After nearly three weeks of this—early mornings and late evenings spent under flickering tube lights in government hallways, signatures and stamps and photocopies that blurred together—we finally got approved. My grandma was now officially “entitled to benefits.” It sounded so bureaucratic, so cold. But for us, it meant hope. A door finally creaked open after months of being shut.
Once my grandma was admitted under the ESI benefits, the tone changed. For the first time, the doctors started telling us what they were actually doing. They referred her for a PET scan and a CT scan, which finally felt like real steps. When the results came, even though nobody could yet say exactly what the lump was, we did know one thing: it wasn’t spreading. There was no metastasis. That single fact, that it hadn’t gone anywhere else, was our first breath of relief in months.
Still, every oncologist and ENT surgeon who saw her said the same thing in different words: the mass had to be removed. Only then, with a full biopsy, could they tell us exactly what it was and how to treat it. That was the final decision from all the scans: take it out first, ask questions after.
By now, life at home had become unbearable for her. The lump had grown so large that everyone stared. She could feel it pressing against her jawline. Speaking became difficult. Even going to public functions was a torment because people always asked what was wrong, and she didn’t even know what to say. She would sit and whisper to us, “Why this, at my age? Why do I have to suffer like this? Why is it growing?” again and again. It had started as something she thought was a small cold sore or cyst, and now no scarf or collar could hide the swollen glands bulging from her neck.
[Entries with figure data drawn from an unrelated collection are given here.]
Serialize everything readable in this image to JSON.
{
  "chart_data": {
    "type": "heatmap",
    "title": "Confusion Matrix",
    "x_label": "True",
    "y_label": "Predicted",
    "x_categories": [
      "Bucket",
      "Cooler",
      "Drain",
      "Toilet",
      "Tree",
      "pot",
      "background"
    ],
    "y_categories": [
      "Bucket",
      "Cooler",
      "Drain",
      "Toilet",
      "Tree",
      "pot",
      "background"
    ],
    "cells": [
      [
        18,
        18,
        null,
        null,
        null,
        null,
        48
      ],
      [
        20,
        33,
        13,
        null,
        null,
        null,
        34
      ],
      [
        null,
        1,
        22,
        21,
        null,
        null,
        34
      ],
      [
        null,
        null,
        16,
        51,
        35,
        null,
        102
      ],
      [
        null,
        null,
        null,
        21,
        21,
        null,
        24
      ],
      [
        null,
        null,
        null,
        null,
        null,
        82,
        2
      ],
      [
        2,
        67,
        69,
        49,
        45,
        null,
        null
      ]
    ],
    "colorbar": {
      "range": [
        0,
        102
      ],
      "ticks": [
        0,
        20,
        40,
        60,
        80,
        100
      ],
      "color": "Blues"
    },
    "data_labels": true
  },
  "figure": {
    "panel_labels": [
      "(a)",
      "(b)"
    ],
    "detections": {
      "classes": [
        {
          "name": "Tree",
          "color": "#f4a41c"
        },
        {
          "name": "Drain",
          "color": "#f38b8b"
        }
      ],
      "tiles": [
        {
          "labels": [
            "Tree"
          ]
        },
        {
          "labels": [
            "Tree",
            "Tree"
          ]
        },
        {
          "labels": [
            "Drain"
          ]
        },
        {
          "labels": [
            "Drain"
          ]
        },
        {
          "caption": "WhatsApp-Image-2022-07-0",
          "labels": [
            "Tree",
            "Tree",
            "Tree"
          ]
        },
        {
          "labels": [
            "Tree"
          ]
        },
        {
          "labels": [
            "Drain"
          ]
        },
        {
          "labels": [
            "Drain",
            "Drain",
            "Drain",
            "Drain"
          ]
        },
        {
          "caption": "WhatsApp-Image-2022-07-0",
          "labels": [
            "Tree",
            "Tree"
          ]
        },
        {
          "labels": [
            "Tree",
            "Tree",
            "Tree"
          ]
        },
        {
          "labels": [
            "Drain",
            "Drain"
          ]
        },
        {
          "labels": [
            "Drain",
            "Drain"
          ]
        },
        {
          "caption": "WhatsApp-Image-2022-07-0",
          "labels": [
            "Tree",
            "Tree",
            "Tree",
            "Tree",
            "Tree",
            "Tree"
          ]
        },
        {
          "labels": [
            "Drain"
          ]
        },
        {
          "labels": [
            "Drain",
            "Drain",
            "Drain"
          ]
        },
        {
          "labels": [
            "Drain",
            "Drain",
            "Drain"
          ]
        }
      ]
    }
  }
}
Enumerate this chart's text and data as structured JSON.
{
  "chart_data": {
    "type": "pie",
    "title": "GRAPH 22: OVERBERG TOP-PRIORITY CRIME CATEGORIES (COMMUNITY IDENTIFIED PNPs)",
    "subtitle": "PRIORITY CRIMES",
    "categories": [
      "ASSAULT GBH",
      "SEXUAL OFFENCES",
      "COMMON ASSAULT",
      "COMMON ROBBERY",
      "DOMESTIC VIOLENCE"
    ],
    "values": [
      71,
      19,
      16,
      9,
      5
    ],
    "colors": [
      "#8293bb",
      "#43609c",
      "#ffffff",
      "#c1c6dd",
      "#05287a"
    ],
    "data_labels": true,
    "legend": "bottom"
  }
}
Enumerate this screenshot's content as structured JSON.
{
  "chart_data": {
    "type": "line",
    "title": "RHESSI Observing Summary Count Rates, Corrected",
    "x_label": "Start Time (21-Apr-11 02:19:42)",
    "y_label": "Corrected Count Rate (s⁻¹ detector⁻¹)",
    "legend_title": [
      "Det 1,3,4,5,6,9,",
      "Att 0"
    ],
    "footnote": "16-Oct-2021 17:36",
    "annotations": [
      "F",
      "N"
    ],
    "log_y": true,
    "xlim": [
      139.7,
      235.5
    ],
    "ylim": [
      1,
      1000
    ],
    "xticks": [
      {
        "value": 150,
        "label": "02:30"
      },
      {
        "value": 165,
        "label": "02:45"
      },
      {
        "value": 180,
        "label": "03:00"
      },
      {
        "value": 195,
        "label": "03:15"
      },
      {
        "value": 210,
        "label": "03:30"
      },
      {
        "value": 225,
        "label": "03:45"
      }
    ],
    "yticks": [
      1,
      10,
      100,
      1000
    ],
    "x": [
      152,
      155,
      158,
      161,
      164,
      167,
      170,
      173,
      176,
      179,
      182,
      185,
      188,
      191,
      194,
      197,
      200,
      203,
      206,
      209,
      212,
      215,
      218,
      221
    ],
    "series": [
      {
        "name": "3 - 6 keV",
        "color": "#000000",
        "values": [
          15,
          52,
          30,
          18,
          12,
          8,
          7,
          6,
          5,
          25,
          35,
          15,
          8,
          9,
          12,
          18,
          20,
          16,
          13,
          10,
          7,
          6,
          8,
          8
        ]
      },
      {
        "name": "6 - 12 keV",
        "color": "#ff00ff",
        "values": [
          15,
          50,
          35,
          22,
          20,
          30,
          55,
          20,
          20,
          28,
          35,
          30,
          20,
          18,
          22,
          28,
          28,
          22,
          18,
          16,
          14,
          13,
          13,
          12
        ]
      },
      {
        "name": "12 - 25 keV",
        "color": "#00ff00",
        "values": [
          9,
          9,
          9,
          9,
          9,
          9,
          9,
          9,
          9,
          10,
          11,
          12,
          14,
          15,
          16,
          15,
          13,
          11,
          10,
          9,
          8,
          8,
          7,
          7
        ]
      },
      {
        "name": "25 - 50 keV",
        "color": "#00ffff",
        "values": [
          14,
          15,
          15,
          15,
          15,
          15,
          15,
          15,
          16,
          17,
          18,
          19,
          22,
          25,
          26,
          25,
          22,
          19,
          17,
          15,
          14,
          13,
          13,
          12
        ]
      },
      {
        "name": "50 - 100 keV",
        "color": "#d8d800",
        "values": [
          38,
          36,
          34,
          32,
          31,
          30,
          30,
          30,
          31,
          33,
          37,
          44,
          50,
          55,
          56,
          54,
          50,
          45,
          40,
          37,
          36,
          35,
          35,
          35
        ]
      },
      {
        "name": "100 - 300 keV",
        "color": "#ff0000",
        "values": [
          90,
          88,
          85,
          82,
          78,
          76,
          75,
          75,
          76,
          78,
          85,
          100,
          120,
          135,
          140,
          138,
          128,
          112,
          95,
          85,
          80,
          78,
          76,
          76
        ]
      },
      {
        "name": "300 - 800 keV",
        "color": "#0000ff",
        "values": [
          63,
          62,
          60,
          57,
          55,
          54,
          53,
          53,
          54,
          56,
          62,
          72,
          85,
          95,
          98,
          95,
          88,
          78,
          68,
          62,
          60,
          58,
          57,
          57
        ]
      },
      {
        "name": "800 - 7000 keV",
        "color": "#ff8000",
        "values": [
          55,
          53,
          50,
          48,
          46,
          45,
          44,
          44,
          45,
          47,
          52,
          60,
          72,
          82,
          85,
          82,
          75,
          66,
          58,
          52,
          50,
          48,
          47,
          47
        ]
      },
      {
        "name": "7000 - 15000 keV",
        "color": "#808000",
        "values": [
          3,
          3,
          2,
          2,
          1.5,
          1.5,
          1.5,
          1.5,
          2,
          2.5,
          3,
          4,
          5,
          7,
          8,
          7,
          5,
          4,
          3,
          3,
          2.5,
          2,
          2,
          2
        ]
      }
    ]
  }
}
Along with the swelling, there were symptoms like hypertension, discomfort, and difficulty speaking. Yet, after the ESI referrals, at least we had some answers. The doctors were cooperative and clear. I remember sitting in one of those sessions with the oncologist. He said the lesion on the left side of her thyroid cartilage measured about 4 to 6 cm. It had been swelling for at least six months. The only option was a total thyroidectomy. He couldn’t tell if it was benign or malignant yet, but he did say the word “cancerous.”
She had been on hypertension medication for 15 years, and even now her blood pressure swung wildly. But at least, for once, we weren’t lost in a maze of guesses. The oncologist noted there was no pallor, no icterus, no cyanosis, no clubbing, no lymphadenopathy, and no edema. We held on to every one of those “no’s” like they were lifelines.